Trusting in The Return of the King

Zachary Lee

Editor’s note:This post references the extended version of The Return of the King, which the author believes to be the one version to rule them all.

After intense internal dialogues that would rival those held by Gollum, I can confidently say that my favorite scene across all of Peter Jackson’s epic The Lord of the Rings trilogy is from the final installment, The Return of the King.

This would be the final battle scene, which takes place at the Black Gate, the stronghold of the evil Dark Lord Sauron. This conflict is admittedly not as exciting as the Battle of Minas Tirith, with its fellbeast-riding Witch-king, warriors astride oliphaunts, and ghost army. And it’s certainly bleak, with our heroes vastly outnumbered seemingly destined to die. But throughout these movies, the foolish and weak things of Middle-earth have been used to shame the strong. If we take a Smaug’s-eye view not only of the struggle at the Black Gate, but that of two small Hobbits occurring simultaneously on Mount Doom, we’ll see a picture of God’s sovereignty and the importance of trusting in him, even if we can’t see him working.

At the gate, Aragorn (Viggo Mortensen), the newly crowned King of Gondor, stands alongside the trusted friends of his fellowship: Gandalf (Ian McKellen), Legolas (Orlando Bloom), Gimli (John Rhys-Davies), and Hobbits Merry (Dominic Monaghan) and Pippin (Billy Boyd). They approach Sauron’s forces in order to distract his attention from Mount Doom, where Frodo (Elijah Wood) and Sam (Sean Astin) plan to throw Sauron’s One Ring into the fire, draining him of his power.

However, like the stab of the Morgul-knife, a painful realization comes upon the fellowship, delivered courtesy of the Mouth of Sauron (Bruce Spence). The Mouth throws Frodo’s cloak of armor before them, sneering, “Know that he suffered greatly at the hand of his host. Who would have thought one so small could endure so much pain?”

Suddenly, the valiant reason for war is no more. With Frodo and Sam dead and the Ring most likely back in Sauron’s hands, the most reasonable option would be to retreat. Yet instead, Aragorn angrily beheads the Mouth and rasps, “I do not believe . . . I will not.” As if on cue, the Black Gate opens to reveal entire legions of bloodthirsty Orcs, who quickly surround the fellowship. At this point, retreat seems not only wise but imperative. But Aragorn, refusing to give up hope in his friends, draws his sword, whispers “For Frodo,” and charges into battle. The rest of his company follow suit, almost certainly running to their deaths.

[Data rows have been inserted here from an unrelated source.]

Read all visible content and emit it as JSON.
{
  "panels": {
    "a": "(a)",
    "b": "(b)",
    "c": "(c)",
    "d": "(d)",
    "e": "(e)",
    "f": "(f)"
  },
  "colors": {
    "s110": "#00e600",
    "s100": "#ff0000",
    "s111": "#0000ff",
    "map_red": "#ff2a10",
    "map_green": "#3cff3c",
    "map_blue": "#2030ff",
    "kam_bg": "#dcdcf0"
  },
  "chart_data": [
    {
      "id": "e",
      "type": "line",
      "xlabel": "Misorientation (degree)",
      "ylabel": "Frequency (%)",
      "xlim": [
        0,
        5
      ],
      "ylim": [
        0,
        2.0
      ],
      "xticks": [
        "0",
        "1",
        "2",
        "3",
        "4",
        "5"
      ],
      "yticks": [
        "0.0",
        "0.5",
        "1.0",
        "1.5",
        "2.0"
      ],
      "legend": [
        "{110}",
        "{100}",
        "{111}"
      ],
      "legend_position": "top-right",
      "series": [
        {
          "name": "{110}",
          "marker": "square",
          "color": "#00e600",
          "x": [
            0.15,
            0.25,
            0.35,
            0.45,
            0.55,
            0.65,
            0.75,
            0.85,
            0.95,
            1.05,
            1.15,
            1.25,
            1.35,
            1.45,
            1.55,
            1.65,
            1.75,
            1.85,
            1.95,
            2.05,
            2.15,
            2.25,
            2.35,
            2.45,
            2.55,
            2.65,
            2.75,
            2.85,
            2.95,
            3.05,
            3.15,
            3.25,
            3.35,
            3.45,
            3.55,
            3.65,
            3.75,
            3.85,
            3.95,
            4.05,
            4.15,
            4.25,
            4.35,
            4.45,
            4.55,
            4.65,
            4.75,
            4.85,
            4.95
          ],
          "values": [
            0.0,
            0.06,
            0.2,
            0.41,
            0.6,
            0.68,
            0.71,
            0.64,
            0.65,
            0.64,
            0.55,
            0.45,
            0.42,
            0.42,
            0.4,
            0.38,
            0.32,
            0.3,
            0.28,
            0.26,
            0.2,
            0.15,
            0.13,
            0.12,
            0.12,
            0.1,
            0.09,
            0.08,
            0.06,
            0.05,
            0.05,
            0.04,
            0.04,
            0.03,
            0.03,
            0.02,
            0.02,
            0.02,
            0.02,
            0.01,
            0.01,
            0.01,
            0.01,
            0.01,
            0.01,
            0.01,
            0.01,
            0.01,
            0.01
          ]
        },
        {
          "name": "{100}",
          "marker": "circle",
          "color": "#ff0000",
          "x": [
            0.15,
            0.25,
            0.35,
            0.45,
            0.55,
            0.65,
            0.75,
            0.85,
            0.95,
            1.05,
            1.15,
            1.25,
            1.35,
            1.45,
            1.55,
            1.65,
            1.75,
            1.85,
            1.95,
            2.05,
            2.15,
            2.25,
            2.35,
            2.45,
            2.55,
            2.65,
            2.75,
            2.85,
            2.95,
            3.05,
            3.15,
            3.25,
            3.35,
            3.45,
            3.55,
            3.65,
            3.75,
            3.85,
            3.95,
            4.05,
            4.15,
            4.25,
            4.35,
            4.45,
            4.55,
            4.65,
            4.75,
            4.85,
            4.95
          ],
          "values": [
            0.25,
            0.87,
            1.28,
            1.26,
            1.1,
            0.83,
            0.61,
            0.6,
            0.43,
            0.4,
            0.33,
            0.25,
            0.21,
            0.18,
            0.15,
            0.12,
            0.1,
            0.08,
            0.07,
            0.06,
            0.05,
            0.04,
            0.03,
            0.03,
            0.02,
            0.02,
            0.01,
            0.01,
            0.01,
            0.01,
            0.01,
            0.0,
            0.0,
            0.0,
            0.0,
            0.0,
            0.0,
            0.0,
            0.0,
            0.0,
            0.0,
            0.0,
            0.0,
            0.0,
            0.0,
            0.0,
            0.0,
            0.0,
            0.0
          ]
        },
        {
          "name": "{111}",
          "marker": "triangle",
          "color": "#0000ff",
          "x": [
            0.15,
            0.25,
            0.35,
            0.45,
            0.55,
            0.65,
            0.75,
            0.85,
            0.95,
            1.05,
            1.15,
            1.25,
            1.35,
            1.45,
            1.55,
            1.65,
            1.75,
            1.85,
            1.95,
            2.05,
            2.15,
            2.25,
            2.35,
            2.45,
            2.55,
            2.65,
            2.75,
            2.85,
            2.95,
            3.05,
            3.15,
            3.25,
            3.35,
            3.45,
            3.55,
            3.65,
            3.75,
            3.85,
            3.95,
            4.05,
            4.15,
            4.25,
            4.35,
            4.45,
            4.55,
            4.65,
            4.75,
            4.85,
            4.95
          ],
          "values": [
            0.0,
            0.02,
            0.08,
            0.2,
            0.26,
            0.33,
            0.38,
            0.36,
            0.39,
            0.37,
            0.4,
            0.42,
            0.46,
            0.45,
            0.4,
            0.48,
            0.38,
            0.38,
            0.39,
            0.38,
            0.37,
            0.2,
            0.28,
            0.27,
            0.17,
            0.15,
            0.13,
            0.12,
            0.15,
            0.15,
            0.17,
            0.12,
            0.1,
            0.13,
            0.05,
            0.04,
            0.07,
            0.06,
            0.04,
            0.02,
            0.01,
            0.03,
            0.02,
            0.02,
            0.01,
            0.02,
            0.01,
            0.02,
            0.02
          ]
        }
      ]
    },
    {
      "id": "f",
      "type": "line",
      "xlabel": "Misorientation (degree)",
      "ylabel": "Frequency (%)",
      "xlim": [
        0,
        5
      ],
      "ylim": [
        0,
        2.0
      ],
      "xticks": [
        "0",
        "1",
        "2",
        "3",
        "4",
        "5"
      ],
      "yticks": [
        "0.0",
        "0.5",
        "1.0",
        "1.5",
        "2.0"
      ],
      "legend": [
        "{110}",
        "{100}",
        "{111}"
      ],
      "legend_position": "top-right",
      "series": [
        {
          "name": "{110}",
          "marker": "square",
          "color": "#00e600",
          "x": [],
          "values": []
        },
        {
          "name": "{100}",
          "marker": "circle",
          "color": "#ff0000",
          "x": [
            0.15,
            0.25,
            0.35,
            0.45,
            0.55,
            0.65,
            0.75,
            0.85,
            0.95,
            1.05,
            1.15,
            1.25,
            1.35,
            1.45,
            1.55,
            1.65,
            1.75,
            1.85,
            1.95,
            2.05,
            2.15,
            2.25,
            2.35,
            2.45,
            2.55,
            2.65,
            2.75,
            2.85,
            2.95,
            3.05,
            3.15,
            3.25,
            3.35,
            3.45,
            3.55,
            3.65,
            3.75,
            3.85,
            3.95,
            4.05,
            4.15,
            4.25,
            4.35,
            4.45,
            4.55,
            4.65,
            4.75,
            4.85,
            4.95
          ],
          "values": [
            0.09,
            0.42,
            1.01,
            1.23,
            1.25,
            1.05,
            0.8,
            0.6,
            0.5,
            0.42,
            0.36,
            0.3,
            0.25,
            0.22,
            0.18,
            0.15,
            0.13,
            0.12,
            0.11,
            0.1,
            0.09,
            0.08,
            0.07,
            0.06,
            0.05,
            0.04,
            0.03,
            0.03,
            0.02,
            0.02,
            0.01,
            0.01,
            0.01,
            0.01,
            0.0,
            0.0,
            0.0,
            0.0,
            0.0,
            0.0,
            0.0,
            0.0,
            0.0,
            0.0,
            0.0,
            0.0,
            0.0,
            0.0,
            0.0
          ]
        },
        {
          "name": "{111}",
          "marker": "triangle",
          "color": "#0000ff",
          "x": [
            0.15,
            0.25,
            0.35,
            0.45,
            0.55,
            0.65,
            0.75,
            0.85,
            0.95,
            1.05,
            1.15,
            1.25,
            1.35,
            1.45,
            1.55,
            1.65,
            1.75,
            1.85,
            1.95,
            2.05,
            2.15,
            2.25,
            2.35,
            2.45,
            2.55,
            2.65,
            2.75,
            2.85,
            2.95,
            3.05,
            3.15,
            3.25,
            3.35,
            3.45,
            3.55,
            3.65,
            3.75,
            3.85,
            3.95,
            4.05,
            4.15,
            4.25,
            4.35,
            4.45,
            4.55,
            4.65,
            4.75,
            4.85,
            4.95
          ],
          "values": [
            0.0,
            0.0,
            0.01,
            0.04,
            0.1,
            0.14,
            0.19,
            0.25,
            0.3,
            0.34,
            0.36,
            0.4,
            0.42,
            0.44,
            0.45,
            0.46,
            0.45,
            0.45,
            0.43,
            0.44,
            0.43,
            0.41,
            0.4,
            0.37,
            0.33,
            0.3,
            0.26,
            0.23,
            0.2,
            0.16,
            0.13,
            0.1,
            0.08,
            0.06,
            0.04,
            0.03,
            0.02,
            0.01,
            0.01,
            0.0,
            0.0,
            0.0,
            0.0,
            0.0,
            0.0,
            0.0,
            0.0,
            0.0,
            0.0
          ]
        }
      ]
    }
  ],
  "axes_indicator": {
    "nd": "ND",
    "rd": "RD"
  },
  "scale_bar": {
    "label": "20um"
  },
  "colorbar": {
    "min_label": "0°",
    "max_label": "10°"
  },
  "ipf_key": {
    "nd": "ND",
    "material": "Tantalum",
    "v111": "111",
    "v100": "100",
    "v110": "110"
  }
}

TC Podcast: Tolkien Theology

Thankfully the viewer is given another perspective, one that mirrors the omniscience of God. Interspersed between shots of the final battle, we see images of Frodo and Sam, still alive and trudging up Mount Doom to destroy the Ring. It is a beautiful parallel sequence, featuring two groups who don’t know if the other is alive, yet still striving towards a common purpose. Whenever I watch this sequence, I want to leap through the screen to tell Aragorn’s company that their fight is not in vain and to tell Frodo and Sam to keep running the race because their friends are with them.

In the Christian walk, our faith can often seem weak and foolish. When we are in the trenches of everyday life, we may feel ineffective. Sometimes, God seems absent. But we don’t always understand how he is at work. Why walk around an enemy city for six days, chanting praises instead of sieging? Why promise someone that their offspring will outnumber the stars, then ask him to kill his only son? Why have a savior come out of Nazareth? But in all these things, God was working. Even when sin and death seem to have the last word, God works—in ways seen and unseen—toward resurrection. When you find yourself at your own Black Gate, remember that the “foolishness of God is wiser than human wisdom, and the weakness of God is stronger than human strength.”